Gaz : Ségolène Royal rappelle à Macron le coût de sa brouille avec l’Algérie
La guerre américano-israélienne contre l’Iran renforce la position de l’Algérie sur le marché énergétique mondial. Dans ce contexte de fortes tensions sur les approvisionnements en énergie des pays de l’Union européenne et de la hausse des prix du pétrole et du gaz sur le marché mondial, Ségolène Royal a rappelé au président français Emmanuel Macron le coût de sa brouille avec l’Algérie.
« Face à la flambée du prix des énergies, on mesure l’absurdité du conflit avec nos voisins producteurs de gaz comme l’Algérie vers qui se tourne l’Italie, tandis que le RN et la droite Retailleau et Cie, continuent à insulter ce pays » et que le président Emmanuel Macron a « suspendu les relations diplomatiques sans raison valable », a écrit la présidente de l’association France – Algérie sur son compte X, vendredi.
Ségolène Royal rappelle l’importance de s’entendre avec les voisins
Les relations entre l’Algérie et la France traversent une crise inédite depuis juillet 2024 à la suite de la décision du président Macron de reconnaître la souveraineté marocaine sur le Sahara occidental.
Pour Ségolène Royal, « le chaos mondial rappelle une nouvelle fois ce principe : s’entendre avec ses voisins est la base de la paix et du développement ». Les voisins et les partenaires de l’Algérie l’ont compris.
Mercredi, lors d’un entretien téléphonique avec son homologue algérien Sifi Ghrieb, le premier ministre vietnamien Pham Minh Chinh a sollicité officiellement mercredi 18 mars la « solidarité » de l’Algérie pour aider son pays à surmonter la grave crise énergétique qui le frappe après la baisse des importations de gaz et de pétrole de la région du Golfe à la suite de la fermeture du détroit d’Ormuz dans le sillage de la guerre israélo-américaine contre l’Iran.
Vendredi, le ministre de l’Énergie, Gilberto Pichetto Fratin, a révélé que son pays a entamé des pourparlers avec l’Algérie pour sécuriser ses approvisionnements en énergie.
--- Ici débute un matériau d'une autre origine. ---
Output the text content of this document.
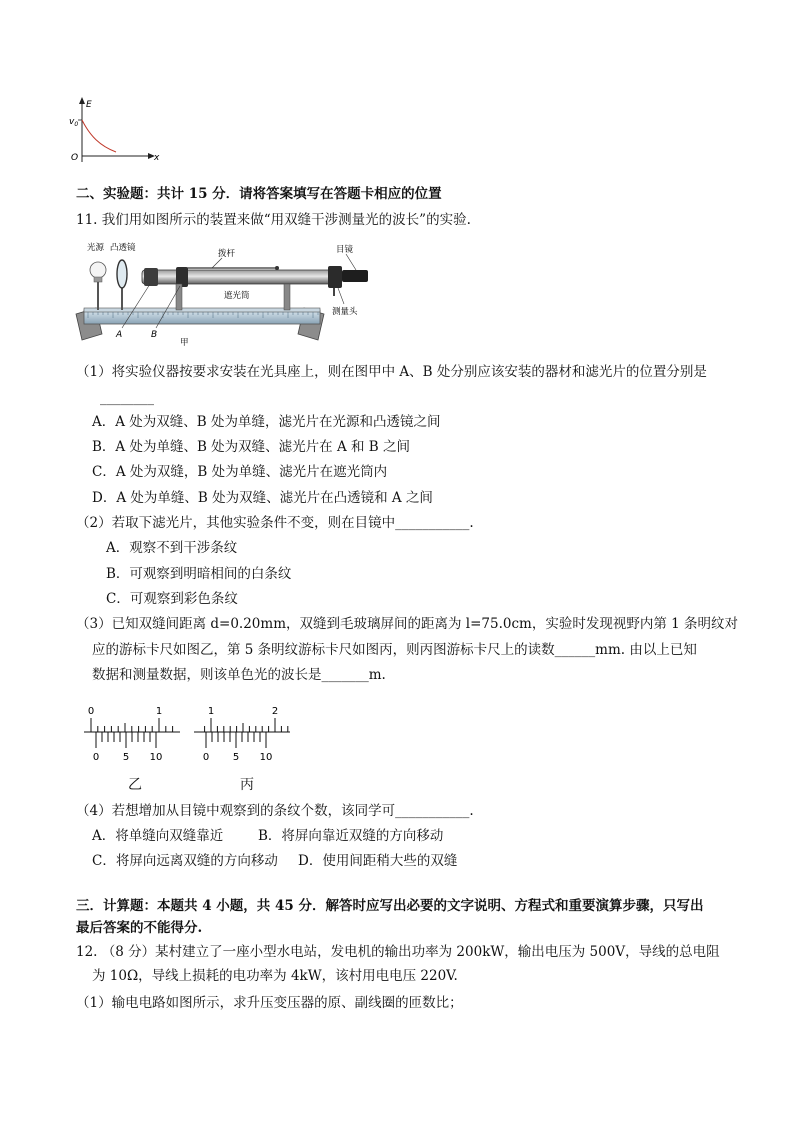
E
x
O
$v_0$
二、实验题：共计 15 分．请将答案填写在答题卡相应的位置
11. 我们用如图所示的装置来做“用双缝干涉测量光的波长”的实验.
光源 凸透镜
拨杆	目镜
遮光筒
测量头
A	B
甲
（1）将实验仪器按要求安装在光具座上，则在图甲中 A、B 处分别应该安装的器材和滤光片的位置分别是
________
A．A 处为双缝、B 处为单缝，滤光片在光源和凸透镜之间
B．A 处为单缝、B 处为双缝、滤光片在 A 和 B 之间
C．A 处为双缝，B 处为单缝、滤光片在遮光筒内
D．A 处为单缝、B 处为双缝、滤光片在凸透镜和 A 之间
（2）若取下滤光片，其他实验条件不变，则在目镜中___________.
A．观察不到干涉条纹
B．可观察到明暗相间的白条纹
C．可观察到彩色条纹
（3）已知双缝间距离 d=0.20mm，双缝到毛玻璃屏间的距离为 l=75.0cm，实验时发现视野内第 1 条明纹对
应的游标卡尺如图乙，第 5 条明纹游标卡尺如图丙，则丙图游标卡尺上的读数______mm. 由以上已知
数据和测量数据，则该单色光的波长是_______m.
0	1
0 5 10
乙
1	2
0 5 10
丙
（4）若想增加从目镜中观察到的条纹个数，该同学可___________.
A．将单缝向双缝靠近	B．将屏向靠近双缝的方向移动
C．将屏向远离双缝的方向移动 D．使用间距稍大些的双缝
三．计算题：本题共 4 小题，共 45 分．解答时应写出必要的文字说明、方程式和重要演算步骤，只写出
最后答案的不能得分.
12. （8 分）某村建立了一座小型水电站，发电机的输出功率为 200kW，输出电压为 500V，导线的总电阻
为 10Ω，导线上损耗的电功率为 4kW，该村用电电压 220V.
（1）输电电路如图所示，求升压变压器的原、副线圈的匝数比；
Ce samedi, le gouvernement italien a annoncé la visite de la présidente du Conseil, Giorgia Meloni, le 28 mars en Algérie. La question du gaz sera sans doute au cœur de ce déplacement. L’Algérie fournit un tiers de la consommation italienne de gaz.
Engie rappelle la fiabilité de l’Algérie
L’Espagne, dont le ministre des Affaires étrangères est attendu à Alger, veut aussi plus de gaz algérien. Il compte demander une hausse des livraisons via le gazoduc Medgaz qui relie directement les deux pays.
Depuis le début de la guerre en Iran, l’Algérie a considérablement augmenté ses exportations de gaz vers l’Europe, notamment l’Espagne, l’Italie et la France, prouvant une nouvelle fois qu’elle reste un fournisseur fiable de l’énergie. Et la patronne du groupe énergétique français l’a rappelé hier, selon Le Monde.
« Chez Engie, nous n’achetons pas de GNL au Qatar ou aux Émirats arabes unis, les livraisons à nos clients ne sont pas à risque. Nous avons des contrats de long terme avec l’Algérie ou les États-Unis Et nous ne pensons pas que ces fournisseurs vont faire défaut. », a déclaré Catherine MacGregor.
Depuis le début de la guerre en Iran, le pétrole a gagné plus de 30 dollars le baril pour se hisser au-dessus de la barre des 100 dollars. En trois mois, le gaz a fortement augmenté aussi, passant de 30 dollars à 70 dollars le mégawattheure.